La réaction quelque peu corporatiste de l'administration centrale, risque toutefois d'aboutir à un résultat encore pire. Si Michel Sapin veut garder ou augmenter sa cagnotte, il va devoir - c'est obligatoire - le justifier en établissant un programme d'orientation au niveau national pour ces fonds. Ce programme d'orientation national va se juxtaposer aux programmes d'orientation régionaux que les Régions vont devoir elles aussi établir pour leur part de FSE. Il va donc y avoir deux programmes d'orientation, l'un géré par les préfets et les Direccte, l'autre par les Régions. Première question : qui va comprendre quelque chose sur le terrain? Deuxième question : qui va éviter qu'une même personne fasse deux demandes pour le même dossier et obtienne deux subventions? Troisième question : que vont faire les conseils généraux qui, eux aussi, demandent une autorité de gestion sur la partie insertion du FSE où ils sont compétents? Comme ils refusent d'être « mis sous tutelle » par les Régions, l'État va-t-il devoir continuer à s'en occuper?

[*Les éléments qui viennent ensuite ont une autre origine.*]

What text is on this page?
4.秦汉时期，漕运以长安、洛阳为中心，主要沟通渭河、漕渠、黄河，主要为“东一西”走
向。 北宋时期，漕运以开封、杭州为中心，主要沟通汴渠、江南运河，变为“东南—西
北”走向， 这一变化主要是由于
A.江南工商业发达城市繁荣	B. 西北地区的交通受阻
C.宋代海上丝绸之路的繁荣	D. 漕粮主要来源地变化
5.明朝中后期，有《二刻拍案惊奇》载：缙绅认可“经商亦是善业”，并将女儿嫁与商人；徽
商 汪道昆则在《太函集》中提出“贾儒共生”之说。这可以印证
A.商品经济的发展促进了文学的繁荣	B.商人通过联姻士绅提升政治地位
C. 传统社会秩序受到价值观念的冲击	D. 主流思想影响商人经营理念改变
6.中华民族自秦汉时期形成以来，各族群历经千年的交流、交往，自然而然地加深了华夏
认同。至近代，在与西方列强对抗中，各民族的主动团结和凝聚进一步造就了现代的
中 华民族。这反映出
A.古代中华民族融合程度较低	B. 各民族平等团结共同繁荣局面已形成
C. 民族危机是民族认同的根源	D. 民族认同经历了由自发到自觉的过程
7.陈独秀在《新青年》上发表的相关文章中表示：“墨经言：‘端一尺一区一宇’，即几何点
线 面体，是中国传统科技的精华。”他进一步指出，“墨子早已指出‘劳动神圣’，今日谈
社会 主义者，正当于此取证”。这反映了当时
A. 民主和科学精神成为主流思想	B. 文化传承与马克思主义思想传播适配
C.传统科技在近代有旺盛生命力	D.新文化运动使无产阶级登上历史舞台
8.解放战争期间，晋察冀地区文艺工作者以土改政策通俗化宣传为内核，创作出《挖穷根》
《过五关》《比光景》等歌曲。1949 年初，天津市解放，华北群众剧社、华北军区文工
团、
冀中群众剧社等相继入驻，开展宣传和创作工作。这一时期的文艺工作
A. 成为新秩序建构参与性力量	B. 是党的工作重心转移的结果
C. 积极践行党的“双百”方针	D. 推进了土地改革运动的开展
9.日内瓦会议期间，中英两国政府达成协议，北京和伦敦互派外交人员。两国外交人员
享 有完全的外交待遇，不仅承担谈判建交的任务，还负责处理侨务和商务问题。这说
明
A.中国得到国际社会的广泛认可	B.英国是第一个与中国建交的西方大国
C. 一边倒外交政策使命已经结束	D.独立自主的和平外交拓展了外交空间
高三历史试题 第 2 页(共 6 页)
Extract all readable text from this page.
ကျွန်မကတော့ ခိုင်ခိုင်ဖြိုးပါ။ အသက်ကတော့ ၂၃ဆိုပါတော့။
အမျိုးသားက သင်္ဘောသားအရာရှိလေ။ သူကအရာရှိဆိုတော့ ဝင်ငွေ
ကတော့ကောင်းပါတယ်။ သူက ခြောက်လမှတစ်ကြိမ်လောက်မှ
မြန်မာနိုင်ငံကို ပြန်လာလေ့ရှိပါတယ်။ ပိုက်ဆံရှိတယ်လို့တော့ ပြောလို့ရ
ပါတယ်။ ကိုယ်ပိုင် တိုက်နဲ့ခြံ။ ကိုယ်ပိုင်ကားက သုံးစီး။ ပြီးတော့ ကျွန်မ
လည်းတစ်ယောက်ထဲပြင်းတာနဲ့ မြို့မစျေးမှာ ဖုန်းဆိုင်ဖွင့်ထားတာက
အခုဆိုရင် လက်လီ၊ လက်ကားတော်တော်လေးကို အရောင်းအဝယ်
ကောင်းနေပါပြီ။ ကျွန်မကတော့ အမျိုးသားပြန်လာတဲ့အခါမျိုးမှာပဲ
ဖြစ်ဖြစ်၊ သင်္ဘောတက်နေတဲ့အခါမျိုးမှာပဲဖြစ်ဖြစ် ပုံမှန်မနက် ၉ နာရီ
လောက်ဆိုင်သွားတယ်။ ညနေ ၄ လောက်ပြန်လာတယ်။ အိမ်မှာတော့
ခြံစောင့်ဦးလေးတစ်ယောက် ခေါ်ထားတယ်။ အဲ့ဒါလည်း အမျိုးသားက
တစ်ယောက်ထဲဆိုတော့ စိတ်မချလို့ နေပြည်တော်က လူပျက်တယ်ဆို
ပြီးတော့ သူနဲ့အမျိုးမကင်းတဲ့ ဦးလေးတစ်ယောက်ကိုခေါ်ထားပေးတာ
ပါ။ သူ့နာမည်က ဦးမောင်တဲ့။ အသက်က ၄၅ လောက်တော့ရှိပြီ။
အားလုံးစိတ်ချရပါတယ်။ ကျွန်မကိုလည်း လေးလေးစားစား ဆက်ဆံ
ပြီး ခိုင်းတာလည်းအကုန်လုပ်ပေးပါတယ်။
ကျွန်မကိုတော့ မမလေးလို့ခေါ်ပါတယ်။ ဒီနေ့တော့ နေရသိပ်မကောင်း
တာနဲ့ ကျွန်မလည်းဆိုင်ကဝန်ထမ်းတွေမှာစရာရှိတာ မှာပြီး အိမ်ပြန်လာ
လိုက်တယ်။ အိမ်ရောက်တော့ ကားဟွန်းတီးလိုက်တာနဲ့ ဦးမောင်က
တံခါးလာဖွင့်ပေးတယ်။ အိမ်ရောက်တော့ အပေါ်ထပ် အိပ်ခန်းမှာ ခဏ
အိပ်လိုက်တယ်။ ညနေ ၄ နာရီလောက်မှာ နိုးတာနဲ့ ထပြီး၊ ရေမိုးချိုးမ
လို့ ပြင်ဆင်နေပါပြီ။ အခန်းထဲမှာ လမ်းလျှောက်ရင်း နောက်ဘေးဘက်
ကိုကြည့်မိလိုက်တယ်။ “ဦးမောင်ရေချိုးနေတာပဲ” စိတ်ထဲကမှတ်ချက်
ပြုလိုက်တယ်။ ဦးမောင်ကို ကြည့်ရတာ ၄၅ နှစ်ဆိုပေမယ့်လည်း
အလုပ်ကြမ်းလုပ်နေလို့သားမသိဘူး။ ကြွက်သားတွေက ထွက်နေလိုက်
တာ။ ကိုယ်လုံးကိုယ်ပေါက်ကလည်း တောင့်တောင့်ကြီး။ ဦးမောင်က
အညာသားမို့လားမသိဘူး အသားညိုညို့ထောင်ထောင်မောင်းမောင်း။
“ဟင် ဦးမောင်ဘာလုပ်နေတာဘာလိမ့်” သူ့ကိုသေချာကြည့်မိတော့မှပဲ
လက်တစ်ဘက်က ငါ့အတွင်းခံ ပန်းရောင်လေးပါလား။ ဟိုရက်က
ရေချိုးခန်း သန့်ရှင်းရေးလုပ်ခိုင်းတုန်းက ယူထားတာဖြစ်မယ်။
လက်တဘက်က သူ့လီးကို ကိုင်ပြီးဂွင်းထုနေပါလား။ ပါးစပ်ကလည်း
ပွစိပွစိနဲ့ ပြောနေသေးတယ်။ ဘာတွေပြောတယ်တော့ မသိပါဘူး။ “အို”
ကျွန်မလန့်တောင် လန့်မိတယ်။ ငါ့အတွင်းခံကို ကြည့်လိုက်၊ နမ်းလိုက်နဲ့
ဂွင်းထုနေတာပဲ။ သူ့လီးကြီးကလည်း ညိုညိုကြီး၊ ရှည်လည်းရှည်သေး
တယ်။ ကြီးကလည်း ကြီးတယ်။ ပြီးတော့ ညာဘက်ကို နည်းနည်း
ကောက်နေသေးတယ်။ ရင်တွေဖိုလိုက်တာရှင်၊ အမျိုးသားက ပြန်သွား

Quatrième question : qui, dans cette « usine à gaz », va être capable de prouver à la Commission européenne que les actions menées entraînent un retour à l'emploi de 40% des gens pris en charge? Seule la réponse à cette quatrième question est sûre : personne.
Le FSE est certes efficace mais il est compliqué, trop compliqué : « Avec le système actuel, on gère notre peur, on gère la peur des autres, on gère l'angoisse de ne pas être remboursé, raconte ce responsable des fonds en Régions. On passe notre temps à contrôler des prestataires et, ensuite, à prouver qu'on a contrôlé ces prestataires. Demain, nous aurons l'autorité de gestion et nous allons être en direct avec la Commission et on y va à l'aveugle. Au lieu de nous compliquer la vie, le ministère du Travail ferait mieux de nous aider. » L'un des non-dits du dossier tourne en effet autour des effectifs : si le ministère se fait déposséder du FSE, il ne sait plus quoi faire d'une partie de ses agents qui instruisent les dossiers. Mais plutôt que d'engager une discussion avec les Régions pour leur transfert ou leur mise à disposition, l'État fait le mort. Et entretient la polémique. À l'instar des inspecteurs des Finances de Bercy répétant à l'envi que les Régions allaient se servir de la BPI pour financer leurs canards boiteux, les énarques de la DGEFP expliquent que le FSE va servir aux Régions pour leurs propres programmes, pas forcément utiles.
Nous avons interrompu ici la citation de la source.